São Paulo, 10 (AE) - A recessão chilena, que não ocorria havia mais de uma década, abriu um debate inusitado no Congresso sobre a autonomia do Banco Central do Chile. Senadores da oposição e da situação querem que as autoridades monetárias assumam responsabilidades políticas pelos erros e equívocos cometidos nos últimos meses, período no qual teriam conduzido o país à atual crise econômica.
Este ano, o PIB chileno deve ter um crescimento nulo ou no máximo de 0,5%, ante uma taxa média de 7% na última década. Nem mesmo a expectativa de uma expansão de 5,0% para o ano 2000 fez os senadores demover de sua posição de responsabilizarem o BC pela recessão.
Atualmente, o BC chileno têm uma Lei Orgânica própria, que permite aos cinco conselheiros (incluindo o presidente da instituição) tomar decisões sobre a política monetária sem consultar nenhuma outra autoridade econômica do governo. Por isso, os congressistas chilenos querem criar alguns mecanismos que permitam punir os responsáveis pelo mau direcionamento das políticas monetárias e outros que possibilitem uma melhor coordenação entre o BC e o Ministério da Fazenda. Os senadores acreditam que, além da meta inflacionária, é necessário incluir, explicitamente, metas de crescimento econômico e de emprego.

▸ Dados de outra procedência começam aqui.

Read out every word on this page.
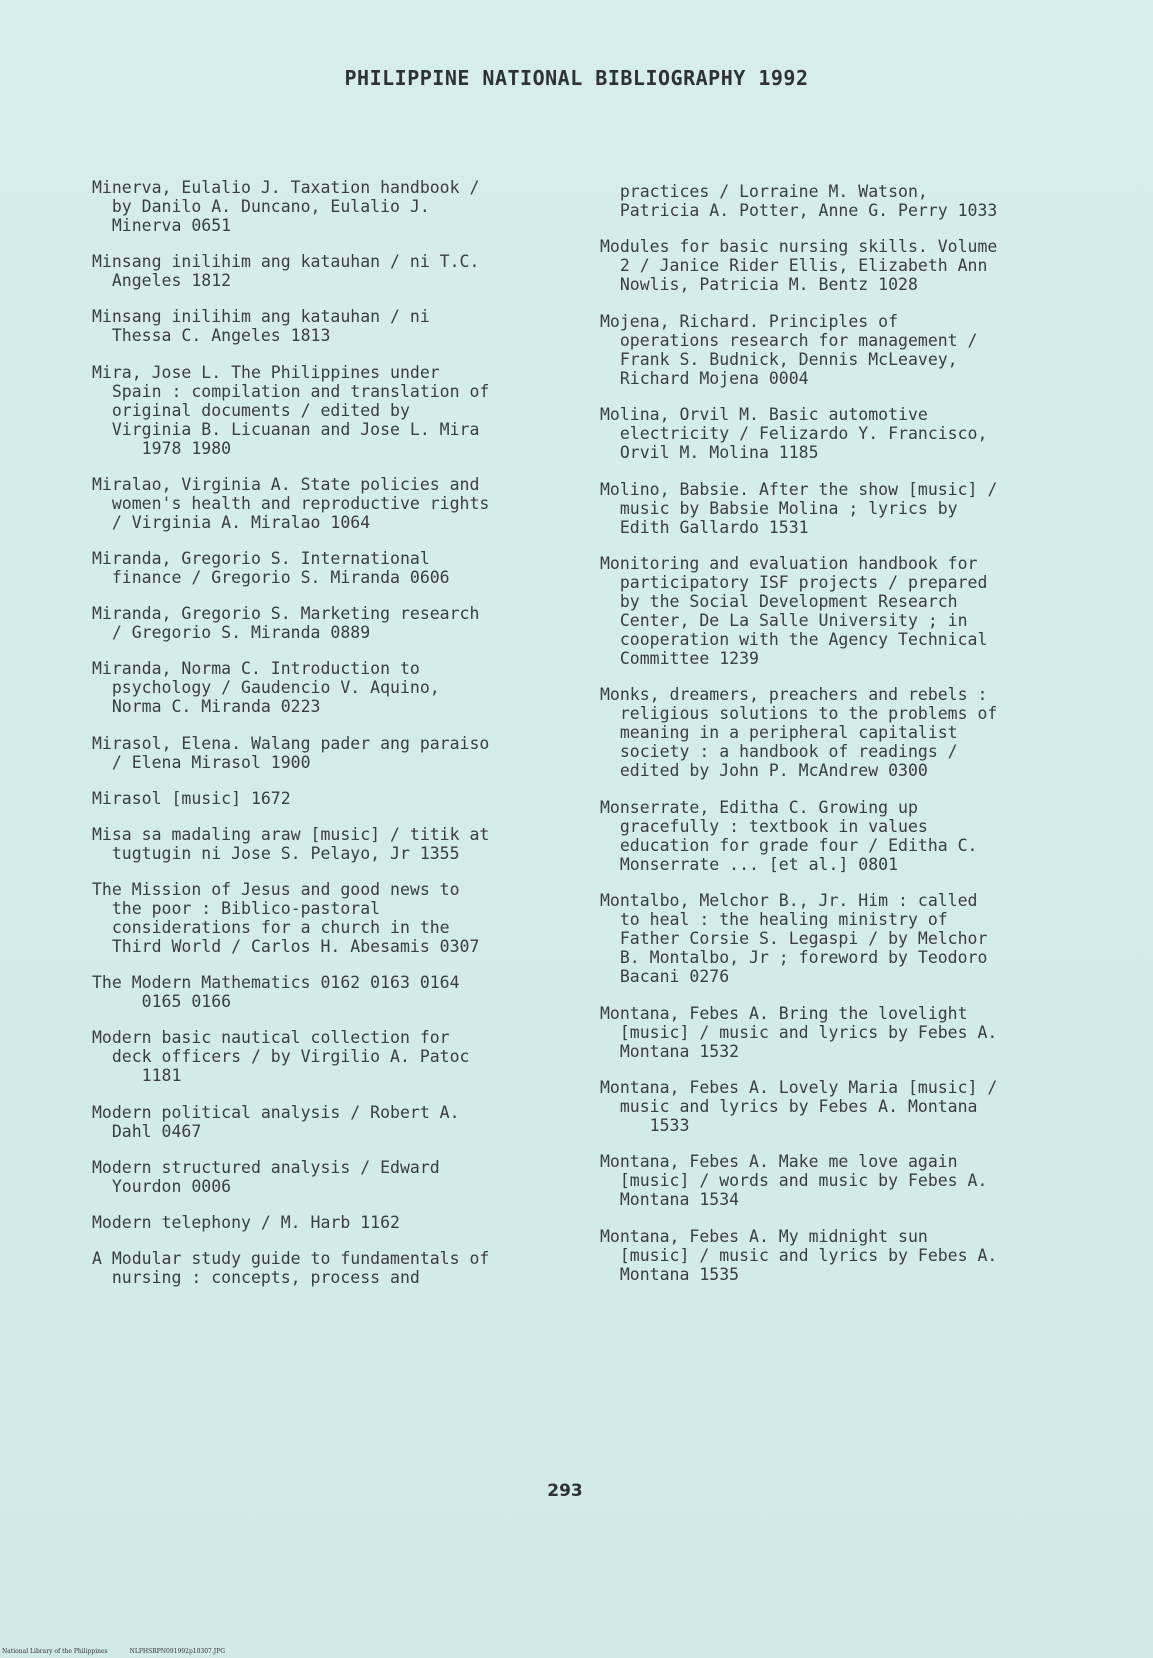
PHILIPPINE NATIONAL BIBLIOGRAPHY 1992

Minerva, Eulalio J. Taxation handbook /
by Danilo A. Duncano, Eulalio J.
Minerva 0651

Minsang inilihim ang katauhan / ni T.C.
Angeles 1812

Minsang inilihim ang katauhan / ni
Thessa C. Angeles 1813

Mira, Jose L. The Philippines under
Spain : compilation and translation of
original documents / edited by
Virginia B. Licuanan and Jose L. Mira
1978 1980

Miralao, Virginia A. State policies and
women's health and reproductive rights
/ Virginia A. Miralao 1064

Miranda, Gregorio S. International
finance / Gregorio S. Miranda 0606

Miranda, Gregorio S. Marketing research
/ Gregorio S. Miranda 0889

Miranda, Norma C. Introduction to
psychology / Gaudencio V. Aquino,
Norma C. Miranda 0223

Mirasol, Elena. Walang pader ang paraiso
/ Elena Mirasol 1900

Mirasol [music] 1672

Misa sa madaling araw [music] / titik at
tugtugin ni Jose S. Pelayo, Jr 1355

The Mission of Jesus and good news to
the poor : Biblico-pastoral
considerations for a church in the
Third World / Carlos H. Abesamis 0307

The Modern Mathematics 0162 0163 0164
0165 0166

Modern basic nautical collection for
deck officers / by Virgilio A. Patoc
1181

Modern political analysis / Robert A.
Dahl 0467

Modern structured analysis / Edward
Yourdon 0006

Modern telephony / M. Harb 1162

A Modular study guide to fundamentals of
nursing : concepts, process and

practices / Lorraine M. Watson,
Patricia A. Potter, Anne G. Perry 1033

Modules for basic nursing skills. Volume
2 / Janice Rider Ellis, Elizabeth Ann
Nowlis, Patricia M. Bentz 1028

Mojena, Richard. Principles of
operations research for management /
Frank S. Budnick, Dennis McLeavey,
Richard Mojena 0004

Molina, Orvil M. Basic automotive
electricity / Felizardo Y. Francisco,
Orvil M. Molina 1185

Molino, Babsie. After the show [music] /
music by Babsie Molina ; lyrics by
Edith Gallardo 1531

Monitoring and evaluation handbook for
participatory ISF projects / prepared
by the Social Development Research
Center, De La Salle University ; in
cooperation with the Agency Technical
Committee 1239

Monks, dreamers, preachers and rebels :
religious solutions to the problems of
meaning in a peripheral capitalist
society : a handbook of readings /
edited by John P. McAndrew 0300

Monserrate, Editha C. Growing up
gracefully : textbook in values
education for grade four / Editha C.
Monserrate ... [et al.] 0801

Montalbo, Melchor B., Jr. Him : called
to heal : the healing ministry of
Father Corsie S. Legaspi / by Melchor
B. Montalbo, Jr ; foreword by Teodoro
Bacani 0276

Montana, Febes A. Bring the lovelight
[music] / music and lyrics by Febes A.
Montana 1532

Montana, Febes A. Lovely Maria [music] /
music and lyrics by Febes A. Montana
1533

Montana, Febes A. Make me love again
[music] / words and music by Febes A.
Montana 1534

Montana, Febes A. My midnight sun
[music] / music and lyrics by Febes A.
Montana 1535

293
National Library of the Philippines	NLPHSRPN091992p10307.JPG
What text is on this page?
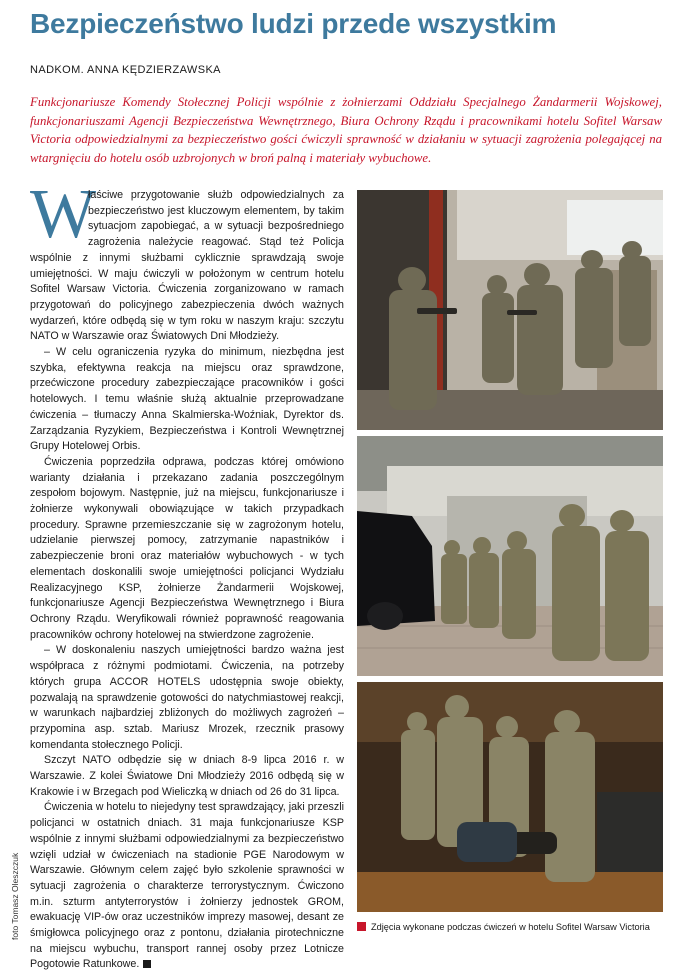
Bezpieczeństwo ludzi przede wszystkim
NADKOM. ANNA KĘDZIERZAWSKA

Funkcjonariusze Komendy Stołecznej Policji wspólnie z żołnierzami Oddziału Specjalnego Żandarmerii Wojskowej, funkcjonariuszami Agencji Bezpieczeństwa Wewnętrznego, Biura Ochrony Rządu i pracownikami hotelu Sofitel Warsaw Victoria odpowiedzialnymi za bezpieczeństwo gości ćwiczyli sprawność w działaniu w sytuacji zagrożenia polegającej na wtargnięciu do hotelu osób uzbrojonych w broń palną i materiały wybuchowe.

W
łaściwe przygotowanie służb odpowiedzialnych za bezpieczeństwo jest kluczowym elementem, by takim sytuacjom zapobiegać, a w sytuacji bezpośredniego zagrożenia należycie reagować. Stąd też Policja wspólnie z innymi służbami cyklicznie sprawdzają swoje umiejętności. W maju ćwiczyli w położonym w centrum hotelu Sofitel Warsaw Victoria. Ćwiczenia zorganizowano w ramach przygotowań do policyjnego zabezpieczenia dwóch ważnych wydarzeń, które odbędą się w tym roku w naszym kraju: szczytu NATO w Warszawie oraz Światowych Dni Młodzieży.

– W celu ograniczenia ryzyka do minimum, niezbędna jest szybka, efektywna reakcja na miejscu oraz sprawdzone, przećwiczone procedury zabezpieczające pracowników i gości hotelowych. I temu właśnie służą aktualnie przeprowadzane ćwiczenia – tłumaczy Anna Skalmierska-Woźniak, Dyrektor ds. Zarządzania Ryzykiem, Bezpieczeństwa i Kontroli Wewnętrznej Grupy Hotelowej Orbis.

Ćwiczenia poprzedziła odprawa, podczas której omówiono warianty działania i przekazano zadania poszczególnym zespołom bojowym. Następnie, już na miejscu, funkcjonariusze i żołnierze wykonywali obowiązujące w takich przypadkach procedury. Sprawne przemieszczanie się w zagrożonym hotelu, udzielanie pierwszej pomocy, zatrzymanie napastników i zabezpieczenie broni oraz materiałów wybuchowych - w tych elementach doskonalili swoje umiejętności policjanci Wydziału Realizacyjnego KSP, żołnierze Żandarmerii Wojskowej, funkcjonariusze Agencji Bezpieczeństwa Wewnętrznego i Biura Ochrony Rządu. Weryfikowali również poprawność reagowania pracowników ochrony hotelowej na stwierdzone zagrożenie.

– W doskonaleniu naszych umiejętności bardzo ważna jest współpraca z różnymi podmiotami. Ćwiczenia, na potrzeby których grupa ACCOR HOTELS udostępnia swoje obiekty, pozwalają na sprawdzenie gotowości do natychmiastowej reakcji, w warunkach najbardziej zbliżonych do możliwych zagrożeń – przypomina asp. sztab. Mariusz Mrozek, rzecznik prasowy komendanta stołecznego Policji.

Szczyt NATO odbędzie się w dniach 8-9 lipca 2016 r. w Warszawie. Z kolei Światowe Dni Młodzieży 2016 odbędą się w Krakowie i w Brzegach pod Wieliczką w dniach od 26 do 31 lipca.

Ćwiczenia w hotelu to niejedyny test sprawdzający, jaki przeszli policjanci w ostatnich dniach. 31 maja funkcjonariusze KSP wspólnie z innymi służbami odpowiedzialnymi za bezpieczeństwo wzięli udział w ćwiczeniach na stadionie PGE Narodowym w Warszawie. Głównym celem zajęć było szkolenie sprawności w sytuacji zagrożenia o charakterze terrorystycznym. Ćwiczono m.in. szturm antyterrorystów i żołnierzy jednostek GROM, ewakuację VIP-ów oraz uczestników imprezy masowej, desant ze śmigłowca policyjnego oraz z pontonu, działania pirotechniczne na miejscu wybuchu, transport rannej osoby przez Lotnicze Pogotowie Ratunkowe.

foto Tomasz Oleszczuk	Zdjęcia wykonane podczas ćwiczeń w hotelu Sofitel Warsaw Victoria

Esta semana, os cinco conselheiros, que têm mandato de 10 anos - com renovação a cada dois anos de um dos membros do Conselho do BC -, foram sabatinados no Senado pelo seu "excesso de autoridade" na condução da taxa de juros, que chegou a ser elevada para 14% no período das crises asiática e russa. Os senadores acreditam que esse "excesso" teria conduzido o país à atual recessão. "Numa democracia é bom que as instituições do Estado recebam um prêmio quando agem bem e um castigo quando o seu desempenho é negativo", concluiu uma boa parte do Congresso.
Alguns senadores, entretanto, se contrapõem a essa posição, considerada um tanto radical, e responsabilizam o próprio governo pela má condução da economia e pelos excessivos gastos fiscais, que teriam levando o Banco Central a introduzir profundos ajustes na economia do país.
A conduta do governo, contudo, não chegou a receber advertência alguma por parte dos congressistas, que acreditam que ainda há espaço para reduzir a taxa de juros dos atuais 5% - o patamar mais baixo das últimas duas décadas - para 4,75% ou 4 5%.
Os senadores acreditam ainda que outro grande problema do BC é a sua composição. Para eles, a forma em que está constituído o Conselho não transmite os contrapesos nem a confiança necessários, afetando a eficácia da autoridade monetária. Pela Lei Orgânica do BC, dois dos cinco conselheiros têm de ser indicados pelo governo, outros dois pela oposição e um independente. Hoje, os senadores acreditam que pelo menos dois não têm representatividade, já que os outros três praticamente decidem em favor do governo.